Saturday, July 21, 2007

A platform security design miss

Designing software is difficult, which is why the waterfall model is such a joke. You don't get the design right the first time. If you ever get it right, it's after it's been used for real, and you've corrected the worst mistakes. (There are exceptions, where the original design happens to be so good that it lasts. Despite what some people think about the standard C library (and the language itself) nowadays, it was created around 1970, and it still makes sense. You don't see that kind of stuff often. The details that have changed aren't really important.)

I've been quite impressed with the design of Symbian platform security. It works. It's pretty sane. It's conceptually quite simple. Of course, it's horribly complicated to learn how to live with it in practice, but on a technical level, it's good. (The infrastructure around it isn't very good, but we'll ignore that for now.) However, there are some mistakes in it. One is the one making hacks such as this one necessary. When you install an app on the external memory card, a checksum of the executables are stored on the internal one, as that one is more safe (it can't be removed and edited outside the phone, at least not easily). This leads to an interesting problem, which was probably very hard to foresee: if you format the internal memory card, you can't run the apps installed on the memory card anymore, as the checksums are gone.

You might argue that you shouldn't have to format the memory card on a working system.
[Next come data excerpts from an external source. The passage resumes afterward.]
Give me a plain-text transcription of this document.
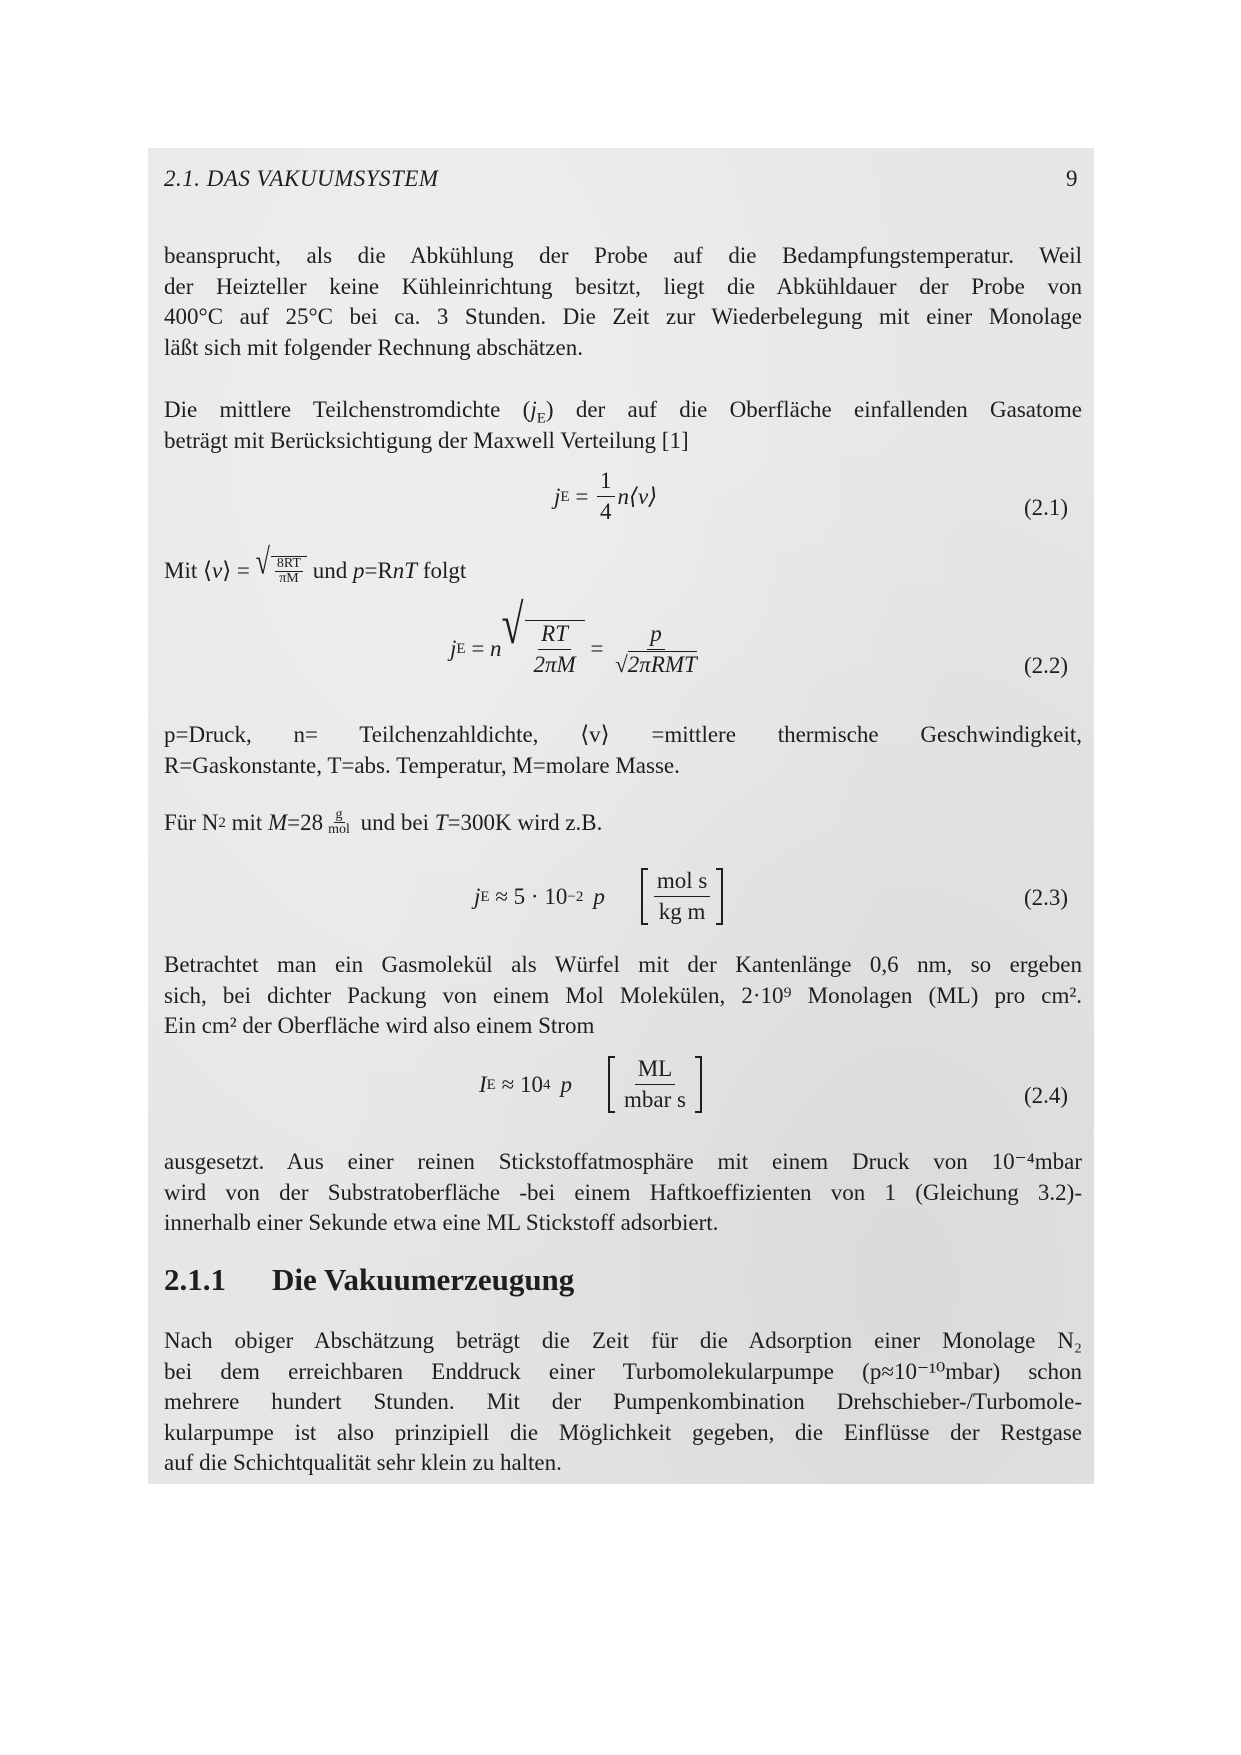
2.1. DAS VAKUUMSYSTEM	9

beansprucht, als die Abkühlung der Probe auf die Bedampfungstemperatur. Weil
der Heizteller keine Kühleinrichtung besitzt, liegt die Abkühldauer der Probe von
400°C auf 25°C bei ca. 3 Stunden. Die Zeit zur Wiederbelegung mit einer Monolage
läßt sich mit folgender Rechnung abschätzen.

Die mittlere Teilchenstromdichte $(j_E)$ der auf die Oberfläche einfallenden Gasatome
beträgt mit Berücksichtigung der Maxwell Verteilung [1]

j $E = \frac{1}{4}$ n⟨v⟩	(2.1)
Mit ⟨ v ⟩ = √ $\frac{8RT}{\pi M}$ und p =R n T folgt
j E = n √ $\frac{RT}{2\pi M} = \frac{p}{\text{√2πRMT}}$	(2.2)

p=Druck, n= Teilchenzahldichte, ⟨v⟩ =mittlere thermische Geschwindigkeit,
R=Gaskonstante, T=abs. Temperatur, M=molare Masse.

Für N 2 mit $M =28 \frac{g}{\text{mol}}$ und bei T =300K wird z.B.
j E ≈ 5 · 10 −2 p $\frac{\text{mol s}}{\text{kg m}}$	(2.3)

Betrachtet man ein Gasmolekül als Würfel mit der Kantenlänge 0,6 nm, so ergeben
sich, bei dichter Packung von einem Mol Molekülen, 2·10⁹ Monolagen (ML) pro cm².
Ein cm² der Oberfläche wird also einem Strom

I E ≈ 10 4 p $\frac{ML}{\text{mbar s}}$	(2.4)

ausgesetzt. Aus einer reinen Stickstoffatmosphäre mit einem Druck von 10⁻⁴mbar
wird von der Substratoberfläche -bei einem Haftkoeffizienten von 1 (Gleichung 3.2)-
innerhalb einer Sekunde etwa eine ML Stickstoff adsorbiert.

2.1.1 Die Vakuumerzeugung

Nach obiger Abschätzung beträgt die Zeit für die Adsorption einer Monolage N₂
bei dem erreichbaren Enddruck einer Turbomolekularpumpe (p≈10⁻¹⁰mbar) schon
mehrere hundert Stunden. Mit der Pumpenkombination Drehschieber-/Turbomole-
kularpumpe ist also prinzipiell die Möglichkeit gegeben, die Einflüsse der Restgase
auf die Schichtqualität sehr klein zu halten.
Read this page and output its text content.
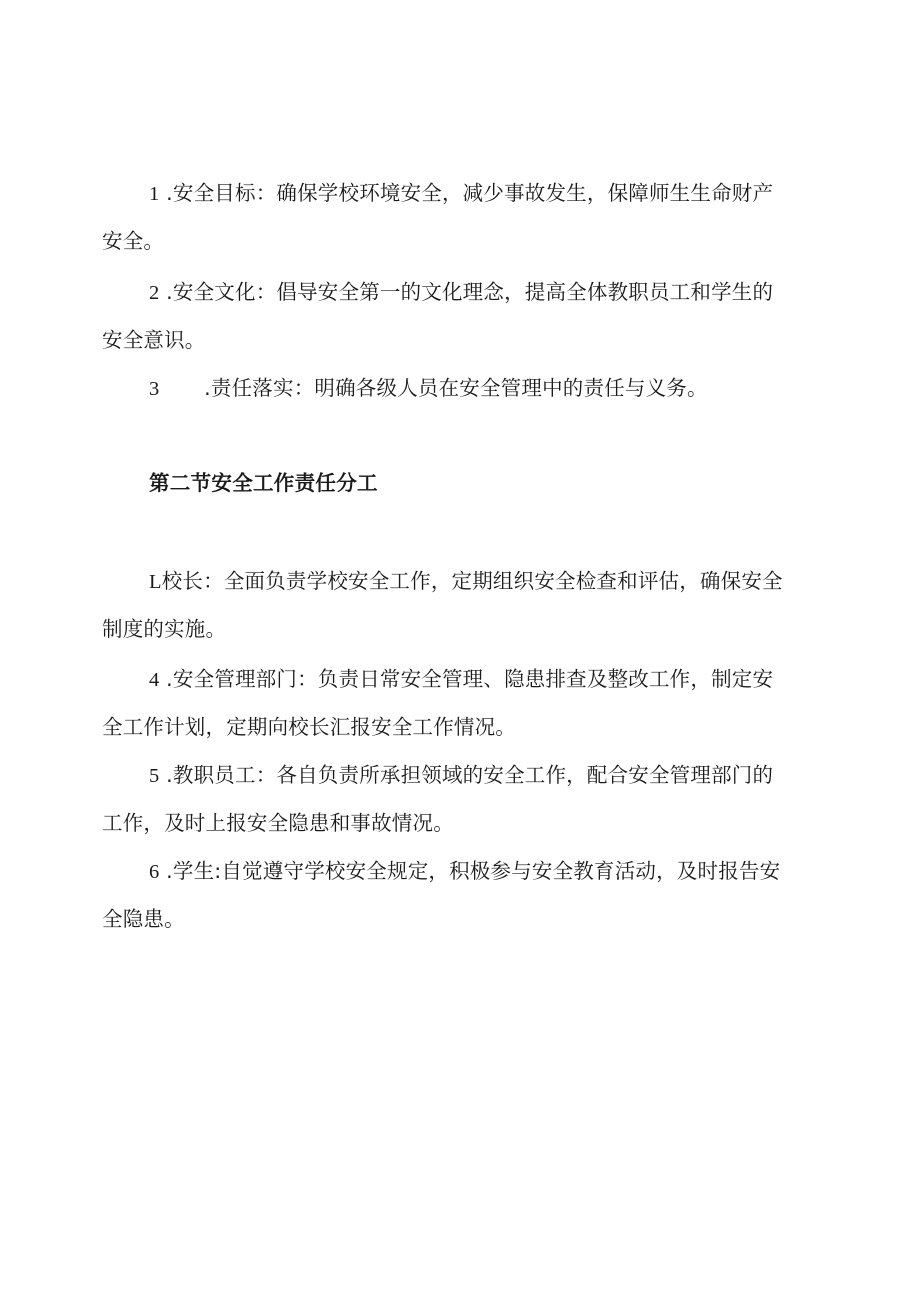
1 .安全目标：确保学校环境安全，减少事故发生，保障师生生命财产
安全。
2 .安全文化：倡导安全第一的文化理念，提高全体教职员工和学生的
安全意识。
3 .责任落实：明确各级人员在安全管理中的责任与义务。
第二节安全工作责任分工
L校长：全面负责学校安全工作，定期组织安全检查和评估，确保安全
制度的实施。
4 .安全管理部门：负责日常安全管理、隐患排查及整改工作，制定安
全工作计划，定期向校长汇报安全工作情况。
5 .教职员工：各自负责所承担领域的安全工作，配合安全管理部门的
工作，及时上报安全隐患和事故情况。
6 .学生:自觉遵守学校安全规定，积极参与安全教育活动，及时报告安
全隐患。
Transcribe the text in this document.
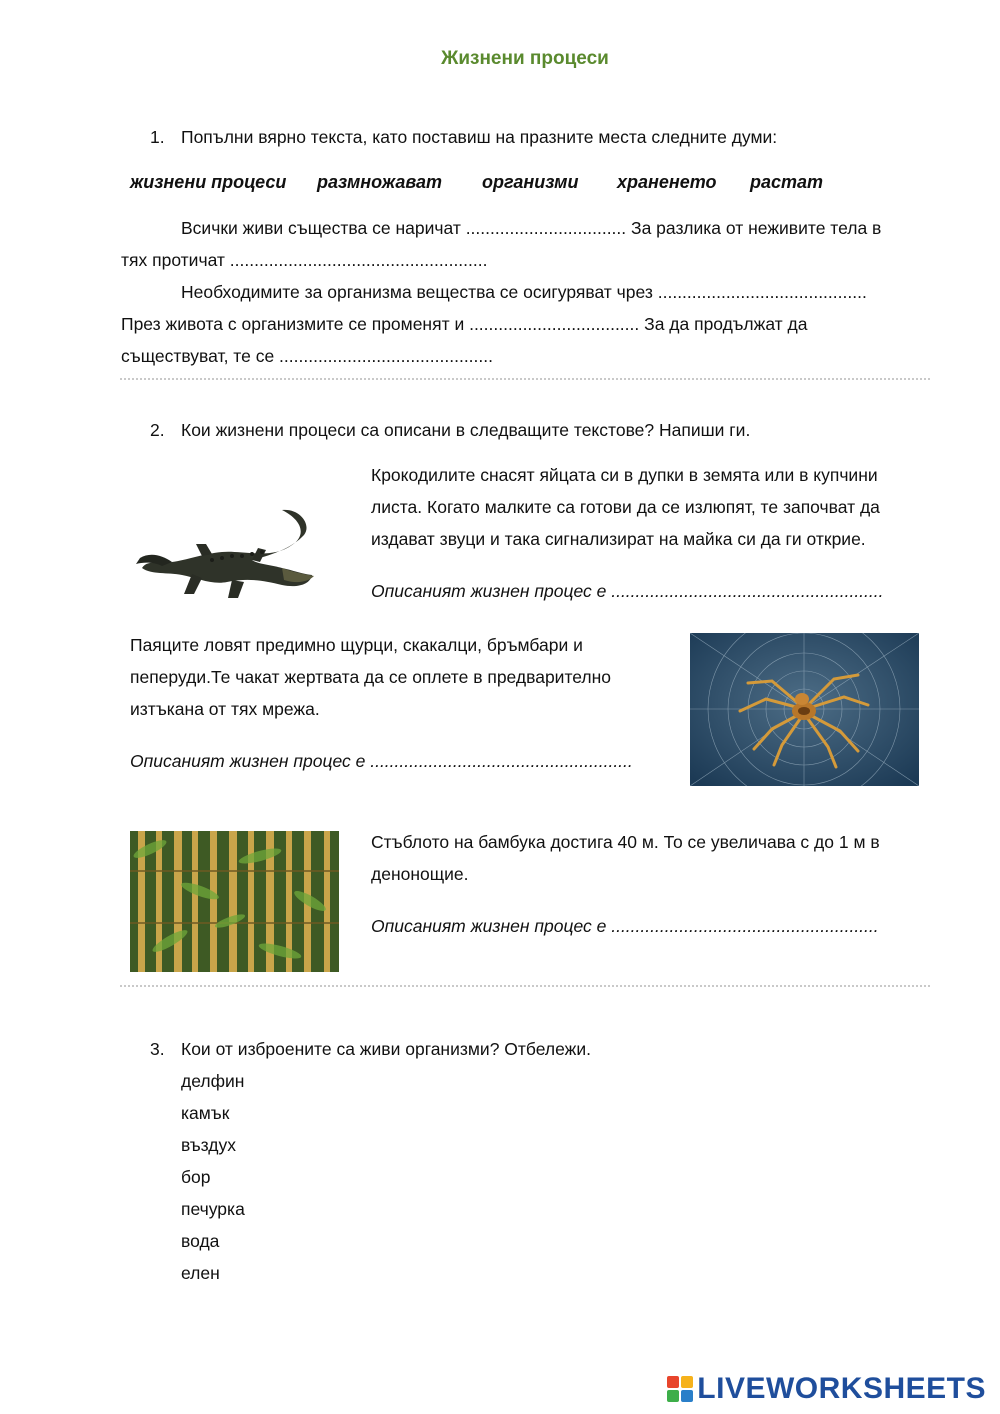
Жизнени процеси
1. Попълни вярно текста, като поставиш на празните места следните думи:
жизнени процеси размножават организми храненето растат
Всички живи същества се наричат ................................. За разлика от неживите тела в
тях протичат .....................................................
Необходимите за организма вещества се осигуряват чрез ...........................................
През живота с организмите се променят и ................................... За да продължат да
съществуват, те се ............................................
2. Кои жизнени процеси са описани в следващите текстове? Напиши ги.
Крокодилите снасят яйцата си в дупки в земята или в купчини
листа. Когато малките са готови да се излюпят, те започват да
издават звуци и така сигнализират на майка си да ги открие.
Описаният жизнен процес е ........................................................
Паяците ловят предимно щурци, скакалци, бръмбари и
пеперуди.Те чакат жертвата да се оплете в предварително
изтъкана от тях мрежа.
Описаният жизнен процес е ......................................................
Стъблото на бамбука достига 40 м. То се увеличава с до 1 м в
денонощие.
Описаният жизнен процес е .......................................................
3. Кои от изброените са живи организми? Отбележи.
делфин
камък
въздух
бор
печурка
вода
елен
LIVEWORKSHEETS
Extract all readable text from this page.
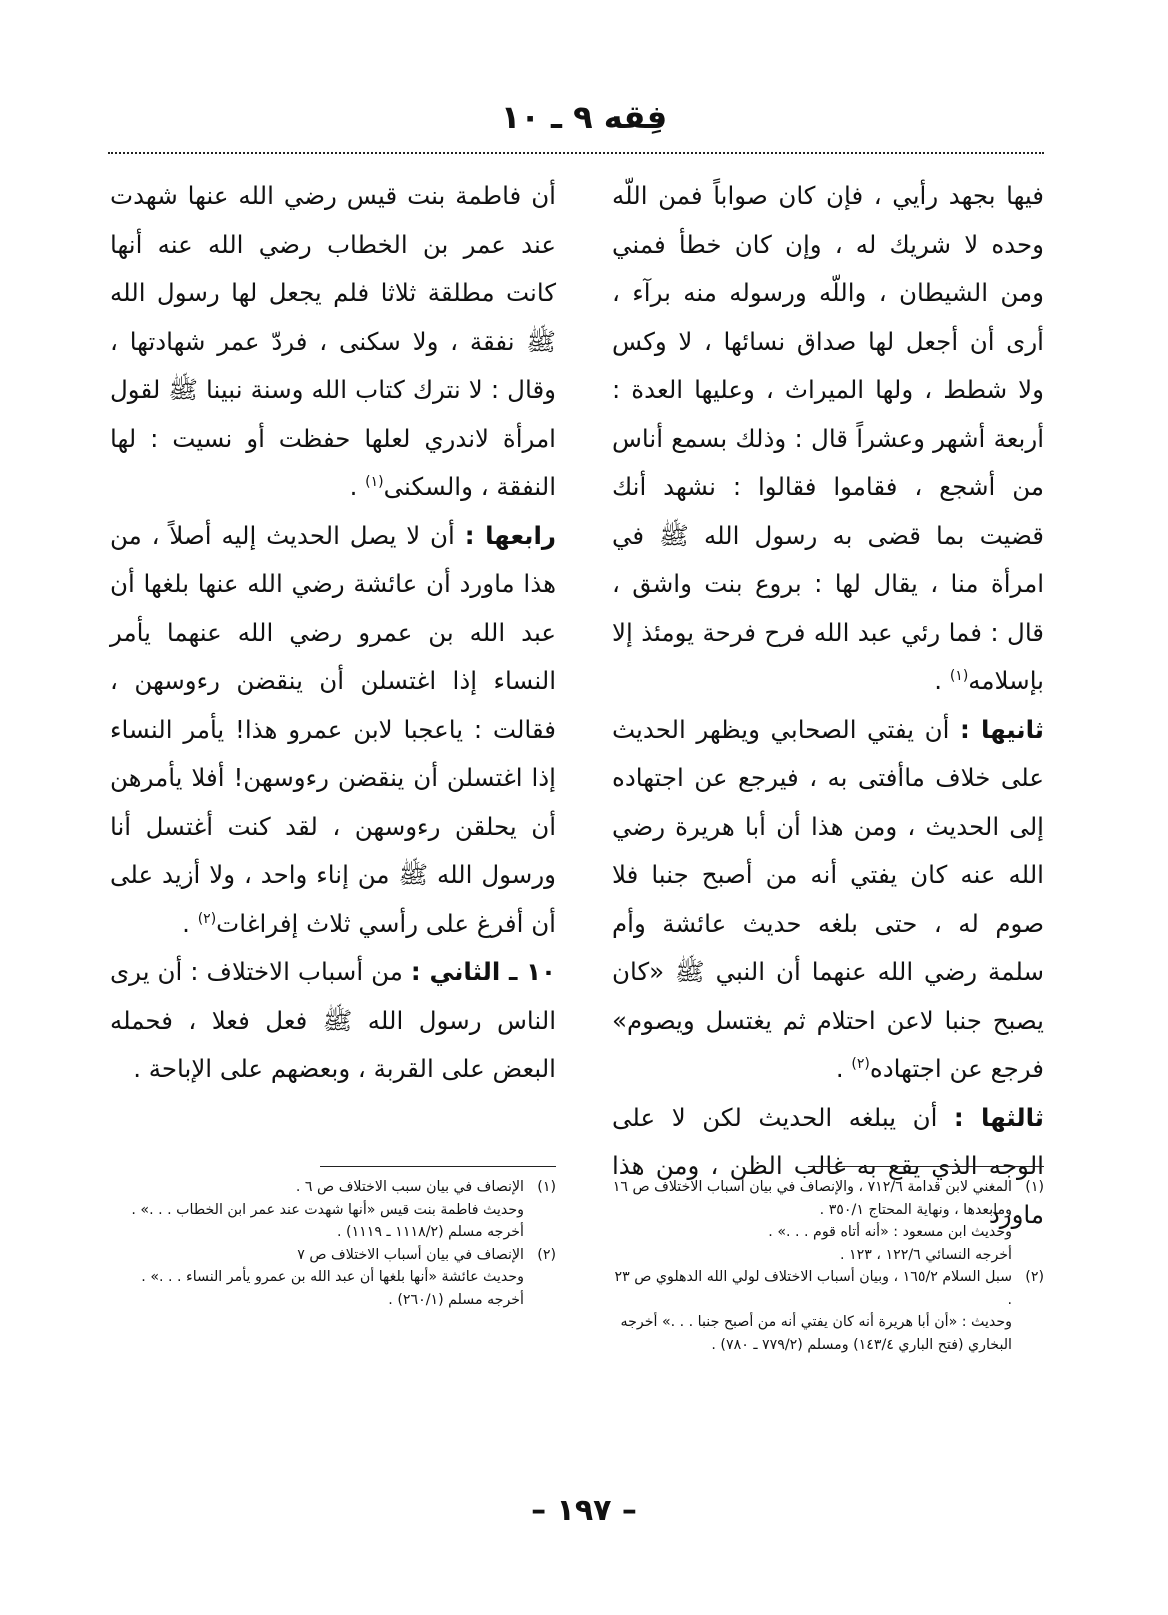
فِقه ٩ ـ ١٠

فيها بجهد رأيي ، فإن كان صواباً فمن اللّه وحده لا شريك له ، وإن كان خطأ فمني ومن الشيطان ، واللّه ورسوله منه برآء ، أرى أن أجعل لها صداق نسائها ، لا وكس ولا شطط ، ولها الميراث ، وعليها العدة : أربعة أشهر وعشراً قال : وذلك بسمع أناس من أشجع ، فقاموا فقالوا : نشهد أنك قضيت بما قضى به رسول الله ﷺ في امرأة منا ، يقال لها : بروع بنت واشق ، قال : فما رئي عبد الله فرح فرحة يومئذ إلا بإسلامه$^{(١)}$ .

ثانيها : أن يفتي الصحابي ويظهر الحديث على خلاف ماأفتى به ، فيرجع عن اجتهاده إلى الحديث ، ومن هذا أن أبا هريرة رضي الله عنه كان يفتي أنه من أصبح جنبا فلا صوم له ، حتى بلغه حديث عائشة وأم سلمة رضي الله عنهما أن النبي ﷺ «كان يصبح جنبا لاعن احتلام ثم يغتسل ويصوم» فرجع عن اجتهاده$^{(٢)}$ .

ثالثها : أن يبلغه الحديث لكن لا على الوجه الذي يقع به غالب الظن ، ومن هذا ماورد

أن فاطمة بنت قيس رضي الله عنها شهدت عند عمر بن الخطاب رضي الله عنه أنها كانت مطلقة ثلاثا فلم يجعل لها رسول الله ﷺ نفقة ، ولا سكنى ، فردّ عمر شهادتها ، وقال : لا نترك كتاب الله وسنة نبينا ﷺ لقول امرأة لاندري لعلها حفظت أو نسيت : لها النفقة ، والسكنى$^{(١)}$ .

رابعها : أن لا يصل الحديث إليه أصلاً ، من هذا ماورد أن عائشة رضي الله عنها بلغها أن عبد الله بن عمرو رضي الله عنهما يأمر النساء إذا اغتسلن أن ينقضن رءوسهن ، فقالت : ياعجبا لابن عمرو هذا! يأمر النساء إذا اغتسلن أن ينقضن رءوسهن! أفلا يأمرهن أن يحلقن رءوسهن ، لقد كنت أغتسل أنا ورسول الله ﷺ من إناء واحد ، ولا أزيد على أن أفرغ على رأسي ثلاث إفراغات$^{(٢)}$ .

١٠ ـ الثاني : من أسباب الاختلاف : أن يرى الناس رسول الله ﷺ فعل فعلا ، فحمله البعض على القربة ، وبعضهم على الإباحة .

(١)
المغني لابن قدامة ٧١٢/٦ ، والإنصاف في بيان أسباب الاختلاف ص ١٦ ومابعدها ، ونهاية المحتاج ٣٥٠/١ .

وحديث ابن مسعود : «أنه أتاه قوم . . .» .

أخرجه النسائي ١٢٢/٦ ، ١٢٣ .

(٢)
سبل السلام ١٦٥/٢ ، وبيان أسباب الاختلاف لولي الله الدهلوي ص ٢٣ .

وحديث : «أن أبا هريرة أنه كان يفتي أنه من أصبح جنبا . . .» أخرجه البخاري (فتح الباري ١٤٣/٤) ومسلم (٧٧٩/٢ ـ ٧٨٠) .

(١)
الإنصاف في بيان سبب الاختلاف ص ٦ .

وحديث فاطمة بنت قيس «أنها شهدت عند عمر ابن الخطاب . . .» .

أخرجه مسلم (١١١٨/٢ ـ ١١١٩) .

(٢)
الإنصاف في بيان أسباب الاختلاف ص ٧

وحديث عائشة «أنها بلغها أن عبد الله بن عمرو يأمر النساء . . .» .

أخرجه مسلم (٢٦٠/١) .

– ١٩٧ –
Sure, but it's not a good idea to design around the assumption that every system will be perfect. Smartphones are far from perfect. The software on them is very complex, and there will be bugs. I have to format the internal memory card on my phone now and then, because there's some sort of leak which means that it'll be filled up, and there's not much I can do about that, as I can't clean stuff up manually, as platform security prevents me from tampering with most of the contents. However, the same problem would occur if a badly behaved app was installed on the phone and started filling up the memory card, so it could happen on a perfectly working system as well.